We have decided to rewrite our HTTP disk cache.

People

The design team will be responsible for coming up with a design for the new disk cache. The design should be thorough and well-documented. Once the design team is satisfied with an initial design document, the implementation team will start implementing.

Design team:

  • Michal Novotny
  • Taras Glek
  • Steve Workman
  • Honza Bambas
  • Nick Hurley
  • Brian Bondy
  • Doug Turner
  • Patrick McManus
  • Steve Workman


Implementation team:

  • Honza Bambas
  • Michal Novotny

Primary Design Goals

This section documents issues that need to be addressed in the new cache's design.
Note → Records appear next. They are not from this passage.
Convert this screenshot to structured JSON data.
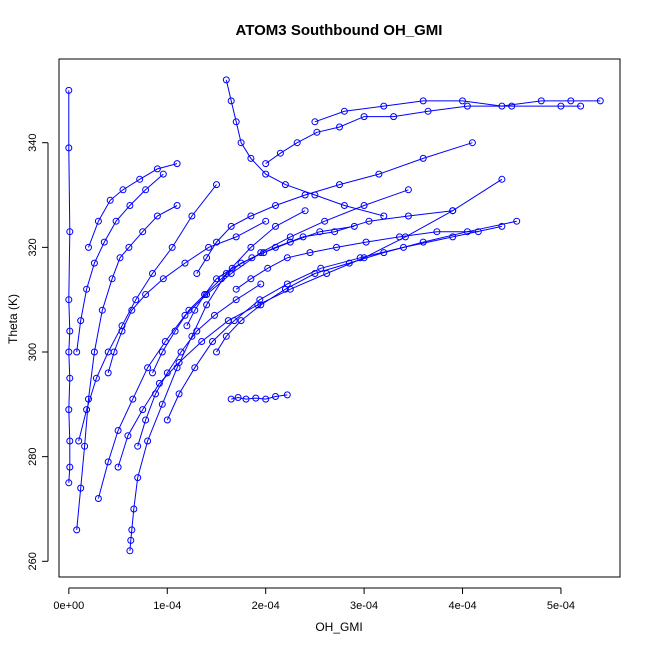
{
  "chart_data": {
    "type": "scatter",
    "title": "ATOM3 Southbound OH_GMI",
    "xlabel": "OH_GMI",
    "ylabel": "Theta (K)",
    "xlim": [
      -1e-05,
      0.00056
    ],
    "ylim": [
      257,
      356
    ],
    "x_ticks": [
      0,
      0.0001,
      0.0002,
      0.0003,
      0.0004,
      0.0005
    ],
    "x_tick_labels": [
      "0e+00",
      "1e-04",
      "2e-04",
      "3e-04",
      "4e-04",
      "5e-04"
    ],
    "y_ticks": [
      260,
      280,
      300,
      320,
      340
    ],
    "y_tick_labels": [
      "260",
      "280",
      "300",
      "320",
      "340"
    ],
    "grid": false,
    "legend": "none",
    "marker": "open-circle",
    "line_connected": true,
    "colors": {
      "series": "#0000ff",
      "axes": "#000000",
      "background": "#ffffff"
    },
    "series": [
      {
        "x": [
          0.0,
          1e-06,
          1e-06,
          0.0,
          1e-06,
          0.0,
          1e-06,
          0.0,
          1e-06,
          0.0,
          0.0
        ],
        "y": [
          275,
          278,
          283,
          289,
          295,
          300,
          304,
          310,
          323,
          339,
          350
        ]
      },
      {
        "x": [
          8e-06,
          1.2e-05,
          1.6e-05,
          2e-05,
          2.6e-05,
          3.4e-05,
          4.4e-05,
          5.2e-05,
          6.1e-05,
          7.5e-05,
          9e-05,
          0.00011
        ],
        "y": [
          266,
          274,
          282,
          291,
          300,
          308,
          314,
          318,
          320,
          323,
          326,
          328
        ]
      },
      {
        "x": [
          6.2e-05,
          6.3e-05,
          6.4e-05,
          6.6e-05,
          7e-05,
          8e-05,
          9.5e-05,
          0.00011,
          0.000125,
          0.00014,
          0.00016,
          0.000185,
          0.00021,
          0.00024
        ],
        "y": [
          262,
          264,
          266,
          270,
          276,
          283,
          290,
          297,
          303,
          309,
          315,
          320,
          324,
          327
        ]
      },
      {
        "x": [
          1e-05,
          1.8e-05,
          2.8e-05,
          4e-05,
          5.4e-05,
          6.8e-05,
          8.5e-05,
          0.000105,
          0.000125,
          0.00015
        ],
        "y": [
          283,
          289,
          295,
          300,
          305,
          310,
          315,
          320,
          326,
          332
        ]
      },
      {
        "x": [
          3e-05,
          4e-05,
          5e-05,
          6.5e-05,
          8e-05,
          9.8e-05,
          0.000118,
          0.00014,
          0.000165,
          0.000195,
          0.000225,
          0.00026,
          0.0003,
          0.000345
        ],
        "y": [
          272,
          279,
          285,
          291,
          297,
          302,
          307,
          311,
          315,
          319,
          322,
          325,
          328,
          331
        ]
      },
      {
        "x": [
          0.0001,
          0.000112,
          0.000128,
          0.000146,
          0.000168,
          0.000194,
          0.000222,
          0.000256,
          0.000296,
          0.00034,
          0.00039,
          0.00044
        ],
        "y": [
          287,
          292,
          297,
          302,
          306,
          310,
          313,
          316,
          318,
          320,
          322,
          324
        ]
      },
      {
        "x": [
          0.00016,
          0.000165,
          0.00017,
          0.000175,
          0.000185,
          0.0002,
          0.00022,
          0.00025,
          0.00028,
          0.00032
        ],
        "y": [
          352,
          348,
          344,
          340,
          337,
          334,
          332,
          330,
          328,
          326
        ]
      },
      {
        "x": [
          0.000165,
          0.000172,
          0.00018,
          0.00019,
          0.0002,
          0.00021,
          0.000222
        ],
        "y": [
          291,
          291.3,
          291,
          291.2,
          291,
          291.5,
          291.8
        ]
      },
      {
        "x": [
          0.00025,
          0.00028,
          0.00032,
          0.00036,
          0.0004,
          0.00044,
          0.00048,
          0.00051,
          0.00054
        ],
        "y": [
          344,
          346,
          347,
          348,
          348,
          347,
          348,
          348,
          348
        ]
      },
      {
        "x": [
          0.00015,
          0.00016,
          0.000175,
          0.000195,
          0.00022,
          0.00025,
          0.000285,
          0.00032,
          0.00036,
          0.000405,
          0.000455
        ],
        "y": [
          300,
          303,
          306,
          309,
          312,
          315,
          317,
          319,
          321,
          323,
          325
        ]
      },
      {
        "x": [
          5e-05,
          6e-05,
          7.5e-05,
          9.2e-05,
          0.000112,
          0.000135,
          0.000162,
          0.000192,
          0.000225,
          0.000262,
          0.0003,
          0.000342,
          0.00039,
          0.00044
        ],
        "y": [
          278,
          284,
          289,
          294,
          298,
          302,
          306,
          309,
          312,
          315,
          318,
          322,
          327,
          333
        ]
      },
      {
        "x": [
          2e-05,
          3e-05,
          4.2e-05,
          5.5e-05,
          7.2e-05,
          9e-05,
          0.00011
        ],
        "y": [
          320,
          325,
          329,
          331,
          333,
          335,
          336
        ]
      },
      {
        "x": [
          0.00013,
          0.00014,
          0.00015,
          0.000165,
          0.000185,
          0.00021,
          0.00024,
          0.000275,
          0.000315,
          0.00036,
          0.00041
        ],
        "y": [
          315,
          318,
          321,
          324,
          326,
          328,
          330,
          332,
          334,
          337,
          340
        ]
      },
      {
        "x": [
          8.5e-05,
          9.5e-05,
          0.000108,
          0.000122,
          0.000138,
          0.000155,
          0.000175,
          0.000198,
          0.000225,
          0.000255,
          0.00029
        ],
        "y": [
          296,
          300,
          304,
          308,
          311,
          314,
          317,
          319,
          321,
          323,
          324
        ]
      },
      {
        "x": [
          0.0002,
          0.000215,
          0.000232,
          0.000252,
          0.000275,
          0.0003,
          0.00033,
          0.000365,
          0.000405,
          0.00045,
          0.0005,
          0.00052
        ],
        "y": [
          336,
          338,
          340,
          342,
          343,
          345,
          345,
          346,
          347,
          347,
          347,
          347
        ]
      },
      {
        "x": [
          4e-05,
          4.6e-05,
          5.4e-05,
          6.4e-05,
          7.8e-05,
          9.6e-05,
          0.000118,
          0.000142,
          0.00017,
          0.0002
        ],
        "y": [
          296,
          300,
          304,
          308,
          311,
          314,
          317,
          320,
          322,
          325
        ]
      },
      {
        "x": [
          0.00012,
          0.000128,
          0.000138,
          0.00015,
          0.000166,
          0.000186,
          0.00021,
          0.000238,
          0.00027,
          0.000305,
          0.000345,
          0.00039
        ],
        "y": [
          305,
          308,
          311,
          314,
          316,
          318,
          320,
          322,
          323,
          325,
          326,
          327
        ]
      },
      {
        "x": [
          7e-05,
          7.8e-05,
          8.8e-05,
          0.0001,
          0.000114,
          0.00013,
          0.000148,
          0.00017,
          0.000195
        ],
        "y": [
          282,
          287,
          292,
          296,
          300,
          304,
          307,
          310,
          313
        ]
      },
      {
        "x": [
          0.00017,
          0.000185,
          0.000202,
          0.000222,
          0.000245,
          0.000272,
          0.000302,
          0.000336,
          0.000374,
          0.000416
        ],
        "y": [
          312,
          314,
          316,
          318,
          319,
          320,
          321,
          322,
          323,
          323
        ]
      },
      {
        "x": [
          8e-06,
          1.2e-05,
          1.8e-05,
          2.6e-05,
          3.6e-05,
          4.8e-05,
          6.2e-05,
          7.8e-05,
          9.6e-05
        ],
        "y": [
          300,
          306,
          312,
          317,
          321,
          325,
          328,
          331,
          334
        ]
      }
    ]
  }
}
  • Version API for the cache so we can update easily.
  • All APIs should be async. No main-thread locking or i/o at all.
  • A crash or abnormal program termination should not invalidate the entire cache.
  • Support gzip compression. Meta-data should say whether a file is gzip'd or not, can choose to write compressed or uncompressed data on a per-file basis at runtime. Pass through files gzip'd from the network.
  • Make use of fallocate.
  • Minimize API surface, especially for APIs exposed to JS/extensions. All exposed APIs should have a clear, safe use case.
  • Consider eliminating memory cache.
  • Competing ideas:
    • Temporal layout so that sub-resources are together.
    • Don't over-optimize on-disk storage, use one file per entry and let OS optimize.
  • Layered design should include XPCOM API, C++ API exposed to Gecko, middle layer with general cache logic, and back-end allowing for alternative on-disk formats.
  • Separate services for HTTP and offline cache? Find a way to make these use cases work well without over-complicating code.
  • Browser should behave properly with disk cache entirely disabled.
  • Allow for effectively racing cache against network, so as to not wait serially.
  • Use this very same cache for more general meta-like data, e.g. cache hosts for DNS prewarms, appcache namespaces + its other data and versioning, any useful host specific data we now getter in memory and throw away after restart (SPDY preference, TLS tolerance, pipeline successful test, etc...)

Success Metrics

This section documents the ways in which we'll determine whether or not the new cache design is a success.

  • Should not be possible to trigger main-thread i/o.
  • Create telemetry for with-cache and without-cache. For top 50% cache should be faster than no cache, for low 50% cache should be faster than no cache.

API

This section documents the APIs for interacting with the new disk cache.

API Changes proposal

XPCOM APIs (exposed to JS)

C++ APIs (exposed to Necko)

Locking

This section describes how locking will work in the new disk cache. Ideally this should document every lock that will be necessary in the new cache.

On-Disk Layout

This section describes the on-disk layout of the disk cache. It may describe a default on-disk layout and any number of alternatives required for the first revision of the new disk cache.